Generative Mandala

A polar-projection mandala with eight nested rings of petals. Each ring uses its own OKLCH gradient sweep, computed from a hue offset proportional to the ring index, so the mandala feels coordinated yet varied.

The example shows how to combine:

• subplot_kw={"projection": "polar"} for radial layouts.

• dm.oklch to construct individual colours.

• dm.cspace to interpolate between them in the OKLCH space.
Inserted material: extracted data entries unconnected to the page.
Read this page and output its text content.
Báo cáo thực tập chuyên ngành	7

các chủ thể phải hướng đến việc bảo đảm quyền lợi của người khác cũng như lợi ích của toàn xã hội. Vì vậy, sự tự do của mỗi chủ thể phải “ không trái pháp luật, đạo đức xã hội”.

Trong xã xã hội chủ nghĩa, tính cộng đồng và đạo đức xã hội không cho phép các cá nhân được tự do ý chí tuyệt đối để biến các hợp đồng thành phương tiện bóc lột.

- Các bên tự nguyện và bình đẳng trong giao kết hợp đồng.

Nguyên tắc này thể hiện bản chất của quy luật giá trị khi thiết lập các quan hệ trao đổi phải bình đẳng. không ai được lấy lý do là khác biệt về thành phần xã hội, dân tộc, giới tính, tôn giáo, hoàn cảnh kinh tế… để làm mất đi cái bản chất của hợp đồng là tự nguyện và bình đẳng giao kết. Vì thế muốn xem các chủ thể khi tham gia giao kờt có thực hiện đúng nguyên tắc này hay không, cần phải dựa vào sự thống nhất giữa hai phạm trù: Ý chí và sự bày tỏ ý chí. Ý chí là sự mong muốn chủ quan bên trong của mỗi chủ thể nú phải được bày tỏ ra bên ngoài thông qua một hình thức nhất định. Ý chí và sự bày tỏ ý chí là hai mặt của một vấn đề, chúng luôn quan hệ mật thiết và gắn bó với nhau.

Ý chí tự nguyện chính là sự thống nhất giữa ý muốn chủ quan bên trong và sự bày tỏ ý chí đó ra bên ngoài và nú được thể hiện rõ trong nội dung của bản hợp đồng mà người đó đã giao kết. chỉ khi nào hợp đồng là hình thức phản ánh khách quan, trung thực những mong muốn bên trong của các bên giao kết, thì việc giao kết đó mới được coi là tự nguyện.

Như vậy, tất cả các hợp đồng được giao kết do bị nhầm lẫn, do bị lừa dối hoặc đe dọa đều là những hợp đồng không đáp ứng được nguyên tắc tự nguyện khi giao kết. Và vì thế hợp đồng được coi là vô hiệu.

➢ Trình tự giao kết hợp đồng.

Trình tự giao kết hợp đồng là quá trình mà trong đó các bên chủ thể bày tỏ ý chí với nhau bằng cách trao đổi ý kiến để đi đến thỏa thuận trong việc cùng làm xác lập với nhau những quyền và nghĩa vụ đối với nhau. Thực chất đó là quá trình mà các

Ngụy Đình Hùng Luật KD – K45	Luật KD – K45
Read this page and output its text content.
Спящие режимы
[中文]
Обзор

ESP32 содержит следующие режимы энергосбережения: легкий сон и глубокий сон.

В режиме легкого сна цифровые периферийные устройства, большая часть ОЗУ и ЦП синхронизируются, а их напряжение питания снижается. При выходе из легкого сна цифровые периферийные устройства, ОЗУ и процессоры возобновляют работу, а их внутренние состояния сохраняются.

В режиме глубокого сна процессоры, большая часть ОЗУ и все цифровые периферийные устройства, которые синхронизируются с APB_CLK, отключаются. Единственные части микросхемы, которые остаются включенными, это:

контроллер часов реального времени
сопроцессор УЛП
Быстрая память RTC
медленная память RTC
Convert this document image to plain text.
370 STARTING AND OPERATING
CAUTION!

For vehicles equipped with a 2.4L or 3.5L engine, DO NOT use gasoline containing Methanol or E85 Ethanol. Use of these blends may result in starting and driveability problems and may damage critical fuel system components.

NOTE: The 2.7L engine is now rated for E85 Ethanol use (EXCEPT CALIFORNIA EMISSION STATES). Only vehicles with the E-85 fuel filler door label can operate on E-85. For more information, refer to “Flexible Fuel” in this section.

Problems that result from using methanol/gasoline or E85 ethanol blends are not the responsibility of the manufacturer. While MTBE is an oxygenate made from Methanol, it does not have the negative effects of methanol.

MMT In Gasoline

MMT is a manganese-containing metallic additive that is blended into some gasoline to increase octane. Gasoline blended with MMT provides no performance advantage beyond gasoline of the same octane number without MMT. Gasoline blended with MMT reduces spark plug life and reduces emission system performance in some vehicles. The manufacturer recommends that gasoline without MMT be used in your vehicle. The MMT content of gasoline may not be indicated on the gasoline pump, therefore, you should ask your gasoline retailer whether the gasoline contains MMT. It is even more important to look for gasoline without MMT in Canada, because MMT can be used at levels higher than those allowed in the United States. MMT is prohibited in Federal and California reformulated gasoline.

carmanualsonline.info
import matplotlib.pyplot as plt
import numpy as np

import dartwork_mpl as dm

np.random.seed(42)
dm.style.use("scientific")

fig, ax = plt.subplots(
    figsize=dm.figsize("16cm", "square"), subplot_kw={"projection": "polar"}
)

n_rings = 8
n_petals = [6, 12, 18, 24, 30, 36, 42, 48]
radii = np.linspace(0.5, 4, n_rings)

ring_colors = []
for i in range(n_rings):
    start_hue = i * 45
    end_hue = start_hue + 60
    start_color = dm.oklch(0.6, 0.3, start_hue % 360)
    end_color = dm.oklch(0.7, 0.25, end_hue % 360)
    colors = dm.cspace(
        start_color.to_hex(), end_color.to_hex(), n=n_petals[i], space="oklch"
    )
    ring_colors.append(colors)

for ring_idx, (radius, n_petal, colors) in enumerate(
    zip(radii, n_petals, ring_colors, strict=False)
):
    for petal_idx in range(n_petal):
        theta = petal_idx * 2 * np.pi / n_petal
        petal_width = 2 * np.pi / n_petal * 0.8
        theta_range = np.linspace(
            theta - petal_width / 2, theta + petal_width / 2, 50
        )
        r_inner = radius - 0.3
        r_outer = radius + 0.3 * np.sin(3 * (theta_range - theta))

        ax.fill_between(
            theta_range,
            r_inner,
            r_outer,
            color=colors[petal_idx].to_hex(),
            alpha=0.7,
            edgecolor="white",
            linewidth=0.3,
        )

        if ring_idx % 2 == 0:
            ax.scatter(
                theta,
                radius,
                s=20,
                c="white",
                edgecolors=colors[petal_idx].to_hex(),
                linewidths=1,
                zorder=10,
            )

# Center ornament
theta_center = np.linspace(0, 2 * np.pi, 100)
for r, alpha in [(0.3, 0.8), (0.2, 0.6), (0.1, 0.4)]:
    r_center = r * (1 + 0.2 * np.sin(6 * theta_center))
    ax.fill(theta_center, r_center, color="dc.sunset2", alpha=alpha)

# Radial guide lines
for angle in np.linspace(0, 2 * np.pi, 12, endpoint=False):
    ax.plot([angle, angle], [0, 4.5], color="white", lw=0.3, alpha=0.2)

ax.set_ylim(0, 4.5)
ax.set_theta_zero_location("N")
ax.set_theta_direction(-1)
for s in ax.spines.values():
    s.set_visible(False)
ax.set_xticks([])
ax.set_yticks([])
ax.set_facecolor("black")

fig.text(
    0.5,
    0.05,
    "Generative Mandala",
    ha="center",
    fontsize=dm.fs(3),
    color="white",
    weight="bold",
)

dm.simple_layout(fig)
plt.show()